Auch die zweite Regelung, die gerade angesprochen wurde und die Frau Skudelny meiner Ansicht nach falsch dargestellt hat, ist merkwürdig: Alle Euro-6-Pkw sollen pauschal in den Fahrverbotszonen fahren dürfen.

(Judith Skudelny [FDP]: Warum liest niemand weiter?)

Das wäre sozusagen ein Freifahrtschein, obwohl unter anderem der ADAC gezeigt hat, dass viele ältere Euro-6-Diesel dafür zu dreckig sind.

(Christian Sauter [FDP]: Wollen Sie die jetzt auch noch enteignen, oder was? – Bernhard Loos [CDU/CSU]: Was sollen denn die Leute fahren?)

Auch diese Ausnahme wird schlicht unwirksam sein, wenn ein Gericht ein Fahrverbot dieser Autos als nötig ansieht, um das Recht auf saubere Luft durchzusetzen.

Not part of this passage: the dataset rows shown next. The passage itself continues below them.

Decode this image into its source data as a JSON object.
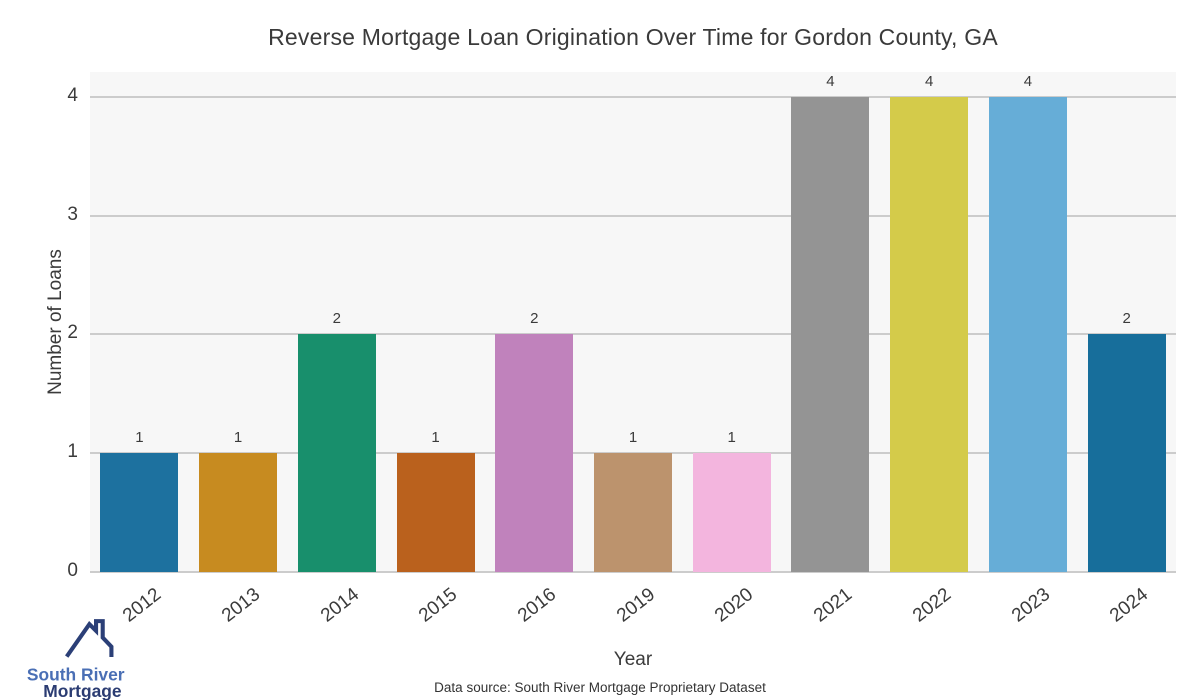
{
  "title": "Reverse Mortgage Loan Origination Over Time for Gordon County, GA",
  "chart_data": {
    "type": "bar",
    "categories": [
      "2012",
      "2013",
      "2014",
      "2015",
      "2016",
      "2019",
      "2020",
      "2021",
      "2022",
      "2023",
      "2024"
    ],
    "values": [
      1,
      1,
      2,
      1,
      2,
      1,
      1,
      4,
      4,
      4,
      2
    ],
    "bar_colors": [
      "#1d719f",
      "#c78b20",
      "#188f6c",
      "#ba611d",
      "#c082bc",
      "#bc936d",
      "#f3b5de",
      "#949494",
      "#d4cb4a",
      "#66add7",
      "#176e9b"
    ],
    "title": "Reverse Mortgage Loan Origination Over Time for Gordon County, GA",
    "xlabel": "Year",
    "ylabel": "Number of Loans",
    "yticks": [
      0,
      1,
      2,
      3,
      4
    ],
    "ylim": [
      0,
      4.21
    ],
    "grid": true,
    "legend": "none",
    "plot_background": "#f7f7f7",
    "grid_color": "#cccccc",
    "label_color": "#3b3b3b"
  },
  "caption": "Data source: South River Mortgage Proprietary Dataset",
  "logo": {
    "line1": "South River",
    "line2": "Mortgage",
    "color_line1": "#4a6fb5",
    "color_line2": "#2b3c72"
  }
}
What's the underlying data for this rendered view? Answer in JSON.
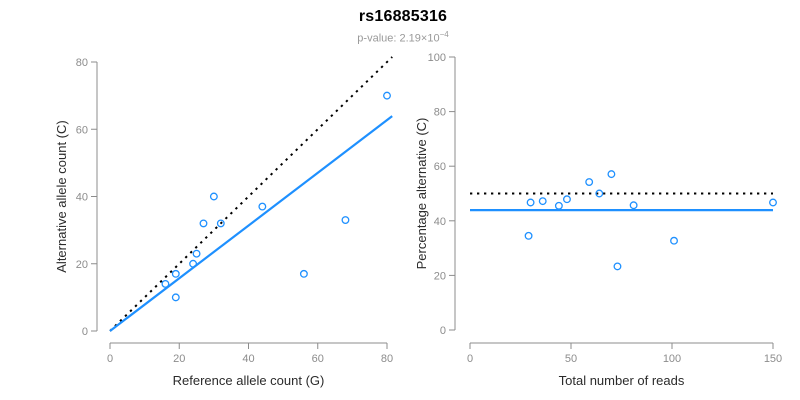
{
  "header": {
    "title": "rs16885316",
    "p_label": "p-value: 2.19×10",
    "p_exponent": "−4"
  },
  "colors": {
    "point": "#1E90FF",
    "fit_line": "#1E90FF",
    "reference_line": "#000000",
    "axis": "#8c8c8c",
    "tick_label": "#8c8c8c",
    "axis_title": "#2b2b2b",
    "title": "#000000",
    "subtitle": "#999999"
  },
  "chart_data": [
    {
      "type": "scatter",
      "name": "allele-counts-scatter",
      "xlabel": "Reference allele count (G)",
      "ylabel": "Alternative allele count (C)",
      "xlim": [
        0,
        80
      ],
      "ylim": [
        0,
        80
      ],
      "x_ticks": [
        0,
        20,
        40,
        60,
        80
      ],
      "y_ticks": [
        0,
        20,
        40,
        60,
        80
      ],
      "grid": false,
      "points": [
        [
          80,
          70
        ],
        [
          30,
          40
        ],
        [
          44,
          37
        ],
        [
          27,
          32
        ],
        [
          32,
          32
        ],
        [
          68,
          33
        ],
        [
          56,
          17
        ],
        [
          25,
          23
        ],
        [
          24,
          20
        ],
        [
          19,
          17
        ],
        [
          16,
          14
        ],
        [
          19,
          10
        ]
      ],
      "lines": [
        {
          "name": "identity-line",
          "style": "dotted",
          "color": "#000000",
          "from": [
            0,
            0
          ],
          "to": [
            81.5,
            81.5
          ]
        },
        {
          "name": "fit-line",
          "style": "solid",
          "color": "#1E90FF",
          "from": [
            0,
            0
          ],
          "to": [
            81.5,
            63.9
          ]
        }
      ]
    },
    {
      "type": "scatter",
      "name": "percentage-vs-coverage-scatter",
      "xlabel": "Total number of reads",
      "ylabel": "Percentage alternative (C)",
      "xlim": [
        0,
        150
      ],
      "ylim": [
        0,
        100
      ],
      "x_ticks": [
        0,
        50,
        100,
        150
      ],
      "y_ticks": [
        0,
        20,
        40,
        60,
        80,
        100
      ],
      "grid": false,
      "points": [
        [
          150,
          46.7
        ],
        [
          70,
          57.1
        ],
        [
          81,
          45.7
        ],
        [
          59,
          54.2
        ],
        [
          64,
          50.0
        ],
        [
          101,
          32.7
        ],
        [
          73,
          23.3
        ],
        [
          48,
          47.9
        ],
        [
          44,
          45.5
        ],
        [
          36,
          47.2
        ],
        [
          30,
          46.7
        ],
        [
          29,
          34.5
        ]
      ],
      "lines": [
        {
          "name": "fifty-percent-line",
          "style": "dotted",
          "color": "#000000",
          "from": [
            0,
            50
          ],
          "to": [
            150,
            50
          ]
        },
        {
          "name": "mean-percentage-line",
          "style": "solid",
          "color": "#1E90FF",
          "from": [
            0,
            43.9
          ],
          "to": [
            150,
            43.9
          ]
        }
      ]
    }
  ]
}
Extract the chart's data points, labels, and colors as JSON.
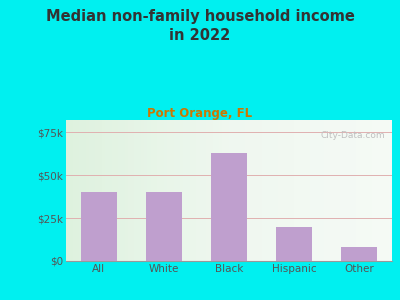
{
  "title": "Median non-family household income\nin 2022",
  "subtitle": "Port Orange, FL",
  "categories": [
    "All",
    "White",
    "Black",
    "Hispanic",
    "Other"
  ],
  "values": [
    40000,
    40000,
    63000,
    20000,
    8000
  ],
  "bar_color": "#bf9fce",
  "title_color": "#333333",
  "subtitle_color": "#cc7700",
  "tick_color": "#555555",
  "background_outer": "#00f0f0",
  "background_plot": "#e8f5e9",
  "grid_color": "#e0b0b0",
  "yticks": [
    0,
    25000,
    50000,
    75000
  ],
  "ytick_labels": [
    "$0",
    "$25k",
    "$50k",
    "$75k"
  ],
  "ylim": [
    0,
    82000
  ],
  "watermark": "City-Data.com",
  "watermark_color": "#c0c0c0"
}
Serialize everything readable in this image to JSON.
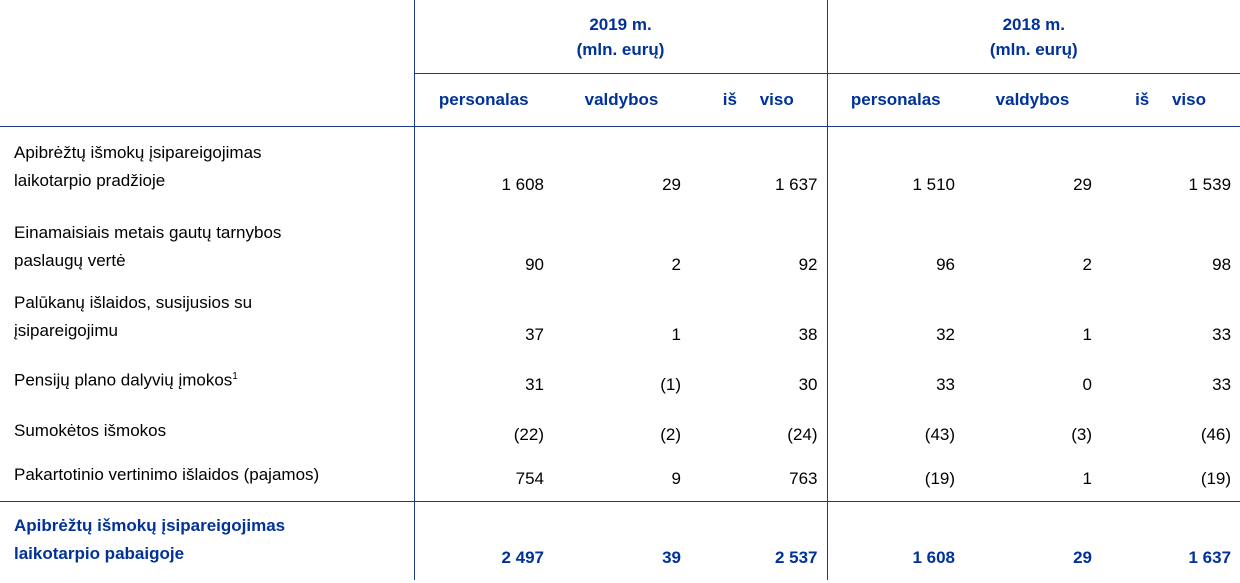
{
  "header": {
    "groups": [
      {
        "year": "2019 m.",
        "unit": "(mln. eurų)"
      },
      {
        "year": "2018 m.",
        "unit": "(mln. eurų)"
      }
    ],
    "columns": [
      "personalas",
      "valdybos",
      "iš viso",
      "personalas",
      "valdybos",
      "iš viso"
    ]
  },
  "rows": [
    {
      "label": [
        "Apibrėžtų išmokų įsipareigojimas",
        "laikotarpio pradžioje"
      ],
      "values": [
        "1 608",
        "29",
        "1 637",
        "1 510",
        "29",
        "1 539"
      ]
    },
    {
      "label": [
        "Einamaisiais metais gautų tarnybos",
        "paslaugų vertė"
      ],
      "values": [
        "90",
        "2",
        "92",
        "96",
        "2",
        "98"
      ]
    },
    {
      "label": [
        "Palūkanų išlaidos, susijusios su",
        "įsipareigojimu"
      ],
      "values": [
        "37",
        "1",
        "38",
        "32",
        "1",
        "33"
      ]
    },
    {
      "label": [
        "Pensijų plano dalyvių įmokos"
      ],
      "footnote": "1",
      "values": [
        "31",
        "(1)",
        "30",
        "33",
        "0",
        "33"
      ]
    },
    {
      "label": [
        "Sumokėtos išmokos"
      ],
      "values": [
        "(22)",
        "(2)",
        "(24)",
        "(43)",
        "(3)",
        "(46)"
      ]
    },
    {
      "label": [
        "Pakartotinio vertinimo išlaidos (pajamos)"
      ],
      "values": [
        "754",
        "9",
        "763",
        "(19)",
        "1",
        "(19)"
      ]
    }
  ],
  "total": {
    "label": [
      "Apibrėžtų išmokų įsipareigojimas",
      "laikotarpio pabaigoje"
    ],
    "values": [
      "2 497",
      "39",
      "2 537",
      "1 608",
      "29",
      "1 637"
    ]
  }
}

Dieser Gesetzentwurf ist eine Nebelkerze. Die Bundesregierung wiegt damit Tausende Bürgerinnen und Bürger in der falschen Sicherheit, dass für ihre Euro-6-Diesel nie Fahrverbote gelten werden oder dass ihre Stadt nie mit einem Fahrverbot belegt wird. Platzt dieser ungedeckte Scheck, wird dies zu Politikverdruss führen,

(Bernhard Loos [CDU/CSU]: Ja, wegen der vielen Verbote der Grünen! Genau deshalb! Wegen der Verbote!)

und das ist wahrscheinlich der schlimmste Aspekt an diesem Entwurf.

(Beifall beim BÜNDNIS 90/DIE GRÜNEN)

Umweltministerin und Verkehrsminister simulieren hier sozusagen Handlungsfähigkeit, obwohl sie gar nicht handlungsfähig sind. Dabei liegt die Lösung doch auf der Hand:

(Bernhard Loos [CDU/CSU]: Wo ist die Lösung?)

Führen Sie die Blaue Plakette ein! Sorgen Sie dafür, dass die Dieselfahrer entschädigt werden und dass die Autoindustrie diese Kosten übernimmt! Wenn Sie das endlich umsetzen würden, müssten wir hier nicht einmal im Ansatz über diesen Gesetzentwurf reden.

(Beifall beim BÜNDNIS 90/DIE GRÜNEN und bei der LINKEN – Bernhard Loos [CDU/CSU]: Keine Lösung!)